Игнат открыл файл с лучшей Настиной фотографией, сделанной как раз во Флоренции, на смотровой площадке: Настя стояла у парапета на фоне прекрасного древнего города… волосы развевались на ветру… она улыбалась… У Игната защемило сердце. Он сидел, опустив голову, но чувствовал, что отец смотрит на него.

– Она так похожа на юную Джулию! – произнес Гвидо и обнял сына за плечи.

Игнат, не выдержав, повернулся и тоже обнял отца.

– Ничего, ничего, мальчик. Мы найдем ее, обещаю.

Справившись, наконец, с собой, Игнат отстранился и, глядя на отца покрасневшими глазами, произнес:

– Прости меня. Только теперь я понимаю… вас с мамой.

В Монте-Кьянчано Игнат вернулся лишь на следующий день – на новой машине. Машина, впрочем, была подержанной. Игнат настоял, а то отец был готов купить ему самую модную и навороченную. Подержанная, но мощная и быстрая «Лянча» вполне устраивала Игната. Гвидо вообще развил бурную деятельность и полдня провисел на телефоне. Он довольно быстро выяснил, что ни в аэропорту, ни в гостиницах Флоренции Куликова Настя не регистрировалась. С Римом было сложнее, но Игнат помнил адрес хостела, где они провели ночь, – скорее всего, Настя отправилась бы именно туда, в знакомое место. Игнат переночевал в номере отца, а утром, проводив Гвидо, улетавшего обратно в Рим, нашел российское консульство, потом потратил еще немного отцовских денег и помчался в Монтепульчано, чтобы поговорить наконец с Безумным Клодом.

Игнату пришлось довольно долго колотить в дверь тяжелым чугунным кольцом, свисающим из львиной пасти. Клод – субтильный, длинноносый и слегка косящий человечек – не сразу впустил нежданного посетителя, разглядывая его с подозрением, но когда Игнат произнес фамилию Инганаморте, схватил молодого человека за рукав и быстро втащил внутрь. Они проговорили несколько часов, распив пару бутылок местного вина, которое Игнат предусмотрительно захватил с собой. Соскучившись по собеседнику, Клод тараторил, не переставая, так что Игнат с трудом мог вклиниться со своими вопросами и все больше убеждался, что бедный старик на самом деле не в своем уме.

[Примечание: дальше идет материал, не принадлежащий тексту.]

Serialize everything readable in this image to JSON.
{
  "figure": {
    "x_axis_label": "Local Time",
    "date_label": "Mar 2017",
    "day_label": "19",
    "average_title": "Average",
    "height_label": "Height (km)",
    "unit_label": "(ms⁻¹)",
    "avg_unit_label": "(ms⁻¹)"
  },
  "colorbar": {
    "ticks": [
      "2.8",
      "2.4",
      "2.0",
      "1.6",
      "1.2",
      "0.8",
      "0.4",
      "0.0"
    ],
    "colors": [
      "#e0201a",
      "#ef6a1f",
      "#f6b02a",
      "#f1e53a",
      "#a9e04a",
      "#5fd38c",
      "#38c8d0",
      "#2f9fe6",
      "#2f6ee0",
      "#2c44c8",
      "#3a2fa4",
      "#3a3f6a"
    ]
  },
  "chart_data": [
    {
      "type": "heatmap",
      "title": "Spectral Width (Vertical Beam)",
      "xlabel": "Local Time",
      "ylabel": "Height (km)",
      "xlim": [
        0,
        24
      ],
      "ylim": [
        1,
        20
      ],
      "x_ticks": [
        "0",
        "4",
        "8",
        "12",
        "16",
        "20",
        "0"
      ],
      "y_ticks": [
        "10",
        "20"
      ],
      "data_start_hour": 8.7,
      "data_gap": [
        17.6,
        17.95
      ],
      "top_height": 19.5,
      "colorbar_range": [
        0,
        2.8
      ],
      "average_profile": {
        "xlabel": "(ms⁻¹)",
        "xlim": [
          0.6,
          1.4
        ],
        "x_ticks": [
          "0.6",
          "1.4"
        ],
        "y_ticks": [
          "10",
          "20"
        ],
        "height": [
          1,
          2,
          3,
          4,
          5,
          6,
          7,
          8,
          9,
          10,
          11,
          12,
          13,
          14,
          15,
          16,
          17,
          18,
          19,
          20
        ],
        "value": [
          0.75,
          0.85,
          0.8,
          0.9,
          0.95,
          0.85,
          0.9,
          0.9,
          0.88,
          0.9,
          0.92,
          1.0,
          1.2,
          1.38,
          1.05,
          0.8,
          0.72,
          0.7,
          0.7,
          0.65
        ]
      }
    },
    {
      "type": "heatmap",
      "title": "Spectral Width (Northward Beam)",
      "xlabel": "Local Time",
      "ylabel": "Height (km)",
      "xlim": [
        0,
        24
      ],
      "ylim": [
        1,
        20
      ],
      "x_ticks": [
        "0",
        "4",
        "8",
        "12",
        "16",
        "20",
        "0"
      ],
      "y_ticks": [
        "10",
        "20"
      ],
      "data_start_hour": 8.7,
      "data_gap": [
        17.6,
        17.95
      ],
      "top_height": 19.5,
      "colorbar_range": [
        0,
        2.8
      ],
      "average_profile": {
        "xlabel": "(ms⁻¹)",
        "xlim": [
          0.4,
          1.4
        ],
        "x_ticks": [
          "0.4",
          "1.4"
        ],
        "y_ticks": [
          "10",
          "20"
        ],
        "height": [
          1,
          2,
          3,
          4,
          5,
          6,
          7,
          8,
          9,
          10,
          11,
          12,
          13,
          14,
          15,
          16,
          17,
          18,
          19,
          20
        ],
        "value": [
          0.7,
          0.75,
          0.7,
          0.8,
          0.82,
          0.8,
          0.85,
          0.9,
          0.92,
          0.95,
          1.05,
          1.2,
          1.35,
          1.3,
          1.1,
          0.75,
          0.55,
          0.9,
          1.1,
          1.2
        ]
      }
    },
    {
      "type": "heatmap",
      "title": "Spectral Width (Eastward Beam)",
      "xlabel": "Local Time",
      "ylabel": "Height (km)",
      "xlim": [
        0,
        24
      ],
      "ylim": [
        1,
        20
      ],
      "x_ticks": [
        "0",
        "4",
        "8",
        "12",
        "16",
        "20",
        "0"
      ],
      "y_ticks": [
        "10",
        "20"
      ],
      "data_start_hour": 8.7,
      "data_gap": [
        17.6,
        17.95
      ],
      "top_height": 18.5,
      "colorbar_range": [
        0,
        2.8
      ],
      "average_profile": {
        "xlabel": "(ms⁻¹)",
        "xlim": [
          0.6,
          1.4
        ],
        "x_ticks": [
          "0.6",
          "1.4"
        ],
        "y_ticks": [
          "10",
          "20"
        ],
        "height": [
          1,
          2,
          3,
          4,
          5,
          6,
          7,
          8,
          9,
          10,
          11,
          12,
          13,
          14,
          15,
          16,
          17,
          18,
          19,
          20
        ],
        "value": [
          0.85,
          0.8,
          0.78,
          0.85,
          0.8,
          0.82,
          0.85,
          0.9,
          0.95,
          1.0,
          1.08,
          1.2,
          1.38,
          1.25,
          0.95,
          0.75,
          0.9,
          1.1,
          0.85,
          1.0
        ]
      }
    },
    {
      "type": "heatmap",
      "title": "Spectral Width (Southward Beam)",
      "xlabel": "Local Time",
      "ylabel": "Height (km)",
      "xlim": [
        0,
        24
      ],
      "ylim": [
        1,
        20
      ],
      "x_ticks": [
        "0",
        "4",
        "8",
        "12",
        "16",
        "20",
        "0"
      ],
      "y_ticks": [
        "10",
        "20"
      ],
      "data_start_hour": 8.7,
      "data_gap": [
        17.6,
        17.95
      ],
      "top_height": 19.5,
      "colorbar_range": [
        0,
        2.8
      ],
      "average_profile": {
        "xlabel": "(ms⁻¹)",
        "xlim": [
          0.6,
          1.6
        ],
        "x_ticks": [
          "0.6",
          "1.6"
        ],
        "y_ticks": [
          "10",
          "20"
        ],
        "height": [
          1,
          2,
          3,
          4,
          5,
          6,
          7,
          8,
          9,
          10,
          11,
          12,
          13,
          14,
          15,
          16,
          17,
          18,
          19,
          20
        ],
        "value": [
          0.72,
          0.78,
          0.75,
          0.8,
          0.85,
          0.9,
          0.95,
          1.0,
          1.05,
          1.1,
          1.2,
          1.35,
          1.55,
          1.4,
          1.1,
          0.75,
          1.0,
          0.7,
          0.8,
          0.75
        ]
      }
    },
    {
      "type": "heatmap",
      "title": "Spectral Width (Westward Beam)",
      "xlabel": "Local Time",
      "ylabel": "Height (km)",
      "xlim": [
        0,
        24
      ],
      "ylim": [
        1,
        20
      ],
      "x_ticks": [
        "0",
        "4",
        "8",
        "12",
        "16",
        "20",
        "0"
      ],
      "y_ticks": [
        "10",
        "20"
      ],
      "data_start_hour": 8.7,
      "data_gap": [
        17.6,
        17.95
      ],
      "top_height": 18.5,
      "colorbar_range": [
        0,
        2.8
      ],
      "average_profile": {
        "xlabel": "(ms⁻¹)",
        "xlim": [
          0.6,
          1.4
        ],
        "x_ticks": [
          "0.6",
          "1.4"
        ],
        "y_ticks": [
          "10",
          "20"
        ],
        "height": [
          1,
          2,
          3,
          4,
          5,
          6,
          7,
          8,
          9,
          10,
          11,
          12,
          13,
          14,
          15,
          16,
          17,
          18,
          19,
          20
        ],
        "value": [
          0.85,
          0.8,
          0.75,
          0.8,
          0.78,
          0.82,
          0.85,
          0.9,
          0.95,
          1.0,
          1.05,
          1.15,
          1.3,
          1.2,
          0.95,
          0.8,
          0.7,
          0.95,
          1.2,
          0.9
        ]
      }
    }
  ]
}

Пропавшую жену Клода звали Жаннин. Игнат долго вглядывался в свадебную фотографию: из-за пышной фаты и челки разглядеть черты лица невесты было решительно невозможно, а сам Клод изменился мало, только как-то усох. Он перескакивал с одного на другое, совал Игнату, у которого голова шла кругом, какие-то книжки и картинки, а на прощание сказал:

– Будь осторожен, парень. Это страшный человек. Страшный. Если он вообще человек…

А в Монте-Кьянчано Игната ждал Марко. Он не нашел Настю ни в каких местных гостиницах, больницах и моргах, зато раздобыл в архиве копию полицейского отчета о деле сорокалетней давности. Пока Игнат читал отчет, Марко слушал рассказ Клода, записанный Игнатом на диктофон, и листал ветхую тетрадку, заполненную его мало разборчивыми заметками и выцветшими вырезками.